Bunların ötesinde bölgede dini hayata ve kültürel pratiklere dair kısıtlamalar da halen devam ediyor. Ramazan ayında oruç tutmak, namaz kılmak ve diğer ibadetlerin yerine getirilmesine yönelik baskı, takip ve cezalandırma uygulamaları yoğun bir şekilde 2022-2023 yılında da sürdü. Hac ibadeti gerekçe gösterilerek keyfi tutuklamalar yapıldı. ÇKP hükümeti tarafından bölgeyi Çinlileştirmek ve Doğu Türkistanlı nüfusu Han Çinli nüfusun içerisinde eritmek için uygulanan Han Çinlilerin Doğu Türkistan’a göçü ve Doğu Türkistanlı kadınlara zorunlu doğum kontrolü politikalarına devam edilmekte.

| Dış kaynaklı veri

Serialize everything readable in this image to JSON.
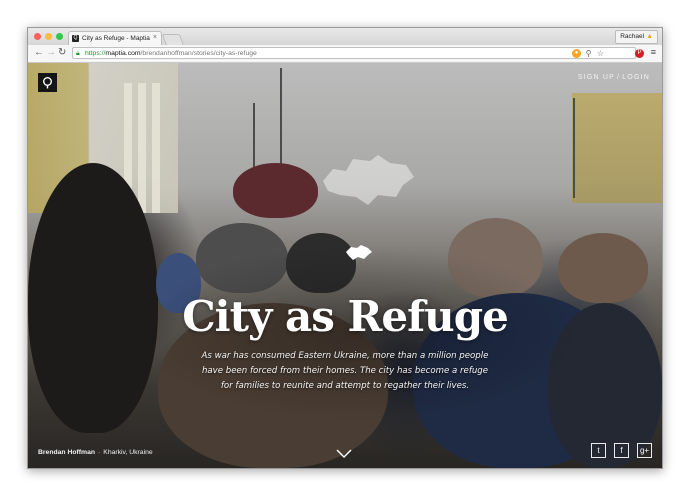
{
  "browser": {
    "tab_title": "City as Refuge - Maptia",
    "tab_favicon": "Q",
    "tab_close": "×",
    "profile_name": "Rachael",
    "url_scheme": "https://",
    "url_host": "maptia.com",
    "url_path": "/brendanhoffman/stories/city-as-refuge",
    "icons": [
      "back-icon",
      "forward-icon",
      "reload-icon",
      "lock-icon",
      "extension-icon",
      "search-icon",
      "star-icon",
      "pinterest-icon",
      "menu-icon"
    ]
  },
  "page": {
    "nav": {
      "signup": "SIGN UP",
      "separator": "/",
      "login": "LOGIN"
    },
    "title": "City as Refuge",
    "subtitle": "As war has consumed Eastern Ukraine, more than a million people have been forced from their homes. The city has become a refuge for families to reunite and attempt to regather their lives.",
    "byline": {
      "author": "Brendan Hoffman",
      "separator": "·",
      "location": "Kharkiv, Ukraine"
    },
    "social": [
      {
        "name": "twitter",
        "glyph": "t"
      },
      {
        "name": "facebook",
        "glyph": "f"
      },
      {
        "name": "google-plus",
        "glyph": "g+"
      }
    ]
  },
  "colors": {
    "https_green": "#1a9b2a",
    "pinterest_red": "#cb2027",
    "logo_bg": "#151515"
  }
}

Geçtiğimiz yılı değerlendirdiğimizde Çin, Doğu Türkistan’da işlediği ihlalleri yoğun şekilde sansürlediği bir tablo ile karşımıza çıktı. Doğu Türkistan’da soykırımcı politikalarını hiç hız kesmeden sürdürdüğü görüldü. Doğu Türkistan’ın güncel durumu, uygulanan sansüre, tehditlere ve baskıya rağmen insan hakları konusunda duyarlı ve vicdanlı her bireyin bu meseleyi neden hiçbir zaman yalnız bırakmaması, konuşmaya devam etmesi ve zulme karşı çıkmak için elinden geleni yapması gerektiğini hatırlatıyor.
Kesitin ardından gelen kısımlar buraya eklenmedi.